On 23 November 2022 PRIO Research Professor Gudrun Østby gave a keynote lecture at the 18th Annual Workshop of the Households in Conflict Network (HICN) at the University of Warwick, UK. The topic of the lecture was the impact of armed conflict on the access to health care services, mainly focusing on maternal and child health.

Gudrun Østby summarized the knowledge base showing that there is quite robust evidence of an isolated (mostly) negative effect of conflict when it comes to hampering the access to life-saving health services in affected areas. For example, Østby and co-authors have found that women living 50km or less from one or more recent conflict events are less likely to give birth at a medical facility. However, the relationship between conflict and health outcomes is not always linear or straightforward. When it comes to access to child immunization for example, there is evidence that minor conflicts are associated with higher full immunization rates whereas high-intensity conflicts are associated with lower full immunization rates.
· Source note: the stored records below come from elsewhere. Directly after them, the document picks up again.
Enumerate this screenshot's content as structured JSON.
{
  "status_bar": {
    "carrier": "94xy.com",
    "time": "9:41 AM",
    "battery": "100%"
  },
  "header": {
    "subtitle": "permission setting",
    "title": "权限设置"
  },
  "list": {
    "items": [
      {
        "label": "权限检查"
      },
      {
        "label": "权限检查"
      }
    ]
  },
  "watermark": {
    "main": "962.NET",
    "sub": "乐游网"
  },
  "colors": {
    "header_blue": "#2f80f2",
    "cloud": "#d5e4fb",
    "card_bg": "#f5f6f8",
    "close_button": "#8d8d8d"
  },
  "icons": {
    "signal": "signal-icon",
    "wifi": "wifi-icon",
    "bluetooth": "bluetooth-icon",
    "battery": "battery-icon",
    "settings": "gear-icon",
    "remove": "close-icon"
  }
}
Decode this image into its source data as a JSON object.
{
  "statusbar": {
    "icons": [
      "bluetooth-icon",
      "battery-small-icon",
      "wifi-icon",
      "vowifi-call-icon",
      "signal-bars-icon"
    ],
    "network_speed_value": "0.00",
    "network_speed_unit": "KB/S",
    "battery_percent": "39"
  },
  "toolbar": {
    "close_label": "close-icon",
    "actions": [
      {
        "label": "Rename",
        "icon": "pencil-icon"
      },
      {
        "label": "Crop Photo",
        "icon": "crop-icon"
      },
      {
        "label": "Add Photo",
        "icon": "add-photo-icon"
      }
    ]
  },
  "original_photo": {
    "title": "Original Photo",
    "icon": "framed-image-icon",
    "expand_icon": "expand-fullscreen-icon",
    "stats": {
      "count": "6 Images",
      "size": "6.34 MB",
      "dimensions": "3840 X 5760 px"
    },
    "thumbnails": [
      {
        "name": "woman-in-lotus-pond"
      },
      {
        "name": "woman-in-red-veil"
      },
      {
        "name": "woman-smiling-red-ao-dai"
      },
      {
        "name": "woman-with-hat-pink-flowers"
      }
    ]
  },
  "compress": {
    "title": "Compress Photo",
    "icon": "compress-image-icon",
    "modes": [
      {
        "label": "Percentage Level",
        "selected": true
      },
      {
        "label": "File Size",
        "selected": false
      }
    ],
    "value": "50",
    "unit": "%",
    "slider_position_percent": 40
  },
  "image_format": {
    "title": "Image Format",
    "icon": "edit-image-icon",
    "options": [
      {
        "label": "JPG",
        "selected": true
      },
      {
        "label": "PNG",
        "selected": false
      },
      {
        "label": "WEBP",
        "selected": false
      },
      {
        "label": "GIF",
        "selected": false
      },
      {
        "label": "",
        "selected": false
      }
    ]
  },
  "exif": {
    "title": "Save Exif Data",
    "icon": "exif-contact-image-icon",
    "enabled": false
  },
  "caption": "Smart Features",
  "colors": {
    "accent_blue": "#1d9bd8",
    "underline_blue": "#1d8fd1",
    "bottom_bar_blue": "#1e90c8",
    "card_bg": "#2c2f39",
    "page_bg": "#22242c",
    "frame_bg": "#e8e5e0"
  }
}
Østby concluded her lecture by highlighting some remaining knowledge gaps and providing some recommendations for future research aiming to get a better understanding of how conflict impacts access to health services. First, she said, we should more systematically unpack the exposure of conflict in terms of various features such as type of conflict (state-based, non-state, one sided violence), violence intensity, duration and geographical scope. Second, existing research on conflict and health should try to better measure both the quality of health care services as well as systematic inequalities in terms of access to and use of services. Third, future studies should distinguish between objective and subjective measures of the access to, quality of and potential discrimination in terms of health care provision. Fourth, Østby argued that we need to invest more in robust methods for evaluating specific interventions and projects. The Gold standard is RCTs or field experiments. These are very resource-intensive but also what can best tell us what works on the ground in practice when it comes to improving the access to proper health care among vulnerable conflict-affected populations.

Finally, in order to fill the existing knowledge gaps we need to work across disciplines, collect new data and explore new methods, and not least collaborate with practitioners, policy-makers, experts and scholars in conflict-ridden countries, who have the best understanding of the challenges on the ground.